Then and Now: Race and Ethnicity
1960
- White — 82%
- Non-white — 18%
2017
- White non-Hispanic — 55%
- Hispanic* — 25%
- African-American — 17%
- Asian and other — 3%
* Hispanic is an ethnicity, not a race
Then and Now: State Taxes
- 1958 Sales Tax — 3%
- 2018 Sales Tax — 6%
- 1958 Corporate Income Tax — 0%
- 2018 Corporate Income Tax — 5.5%
Then and Now: Wages
- $240 — The gain in Florida’s average weekly wage from 1959 to 2016 in inflationadjusted dollars.
- $122 — The gain in Florida’s average weekly teacher salary from 1958 to 2016 in inflationadjusted dollars.
Then and Now: The Big Shift
How the federal government classifies businesses among industry sectors has changed through the years, making comparisons problematic.

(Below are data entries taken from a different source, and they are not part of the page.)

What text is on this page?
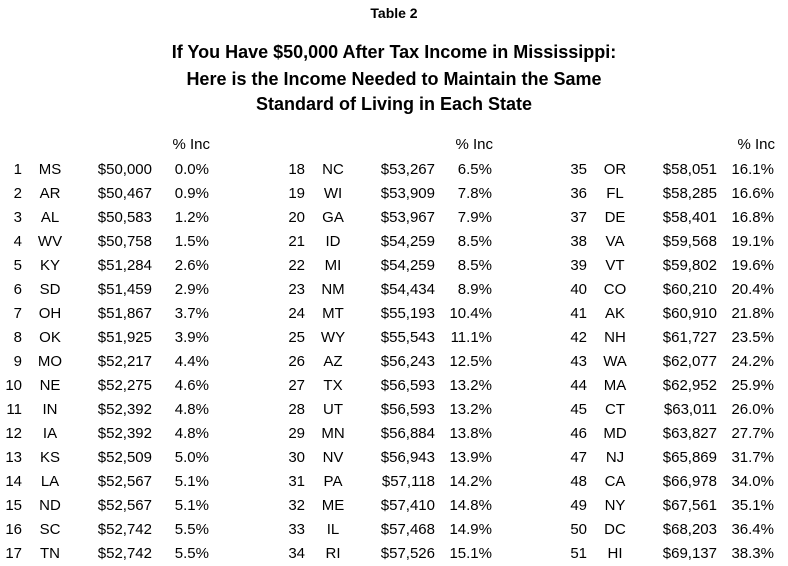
Table 2
If You Have $50,000 After Tax Income in Mississippi:
Here is the Income Needed to Maintain the Same
Standard of Living in Each State
% Inc
1	MS	$50,000	0.0%
2	AR	$50,467	0.9%
3	AL	$50,583	1.2%
4	WV	$50,758	1.5%
5	KY	$51,284	2.6%
6	SD	$51,459	2.9%
7	OH	$51,867	3.7%
8	OK	$51,925	3.9%
9	MO	$52,217	4.4%
10	NE	$52,275	4.6%
11	IN	$52,392	4.8%
12	IA	$52,392	4.8%
13	KS	$52,509	5.0%
14	LA	$52,567	5.1%
15	ND	$52,567	5.1%
16	SC	$52,742	5.5%
17	TN	$52,742	5.5%
% Inc
18	NC	$53,267	6.5%
19	WI	$53,909	7.8%
20	GA	$53,967	7.9%
21	ID	$54,259	8.5%
22	MI	$54,259	8.5%
23	NM	$54,434	8.9%
24	MT	$55,193 10.4%
25	WY	$55,543	11.1%
26	AZ	$56,243 12.5%
27	TX	$56,593 13.2%
28	UT	$56,593 13.2%
29	MN	$56,884 13.8%
30	NV	$56,943 13.9%
31	PA	$57,118 14.2%
32	ME	$57,410 14.8%
33	IL	$57,468 14.9%
34	RI	$57,526 15.1%
% Inc
35	OR	$58,051 16.1%
36	FL	$58,285 16.6%
37	DE	$58,401 16.8%
38	VA	$59,568 19.1%
39	VT	$59,802 19.6%
40	CO	$60,210 20.4%
41	AK	$60,910 21.8%
42	NH	$61,727 23.5%
43	WA	$62,077 24.2%
44	MA	$62,952 25.9%
45	CT	$63,011 26.0%
46	MD	$63,827 27.7%
47	NJ	$65,869 31.7%
48	CA	$66,978 34.0%
49	NY	$67,561 35.1%
50	DC	$68,203 36.4%
51	HI	$69,137 38.3%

The figures below offer a rough comparison between 1963, the earliest year with available state-level data, and 2016, the most recent full-year data available from the U.S. Bureau of Economic Analysis.
Manufacturing
Then: 13% of GDP
Now: 5%
In 1958, as reflected in FLORIDA TREND and other publications, an influx of manufacturers such as the predecessor of Lockheed Martin and a surge of chemical plant construction left business observers speculating that in Florida’s future, manufacturing would come to rival tourism. They and we didn’t see the long-term changes ahead in U.S. manufacturing.
Construction
Then: 6% of GDP
Now: 5%
Call it even. Construction has picked up since 2016.
Wholesale Trade
Then: 8% of GDP
Now: 7%
Retail Trade
Then: 12% of GDP
Now: 8%
Transportation and Utilities
Then: 10% of GDP
Now: 5%
Finance, Insurance, Real Estate
Then: 17% of GDP
Now: 23%
Services
Then: 14% of GDP
Now: 28%
It’s safe to say that Florida’s economy in the last six decades has moved, along with the nation, more toward services.
Government
Then: 16% of GDP
Now: 12%
Agriculture
Then: 4.4% of GDP
Now: 0.7%
Agriculture always has had an outsized hold on the perception of the state economy. In current dollars, agriculture today is larger than any individual sector of the Florida economy was in 1963, but it hasn’t grown as fast as other sectors.
Mining
Then: 0.8% of GDP
Now: 0.15%
Phosphate mining has had a big impact on the state’s development and look but contributes relatively little to GDP.
Information
1997: 5% of GDP
Now: 4%
The category didn’t exist until 1997. Before then, some components of it — publishing, broadcasting — fell under other industry classifications while others such as internet service providers didn’t exist.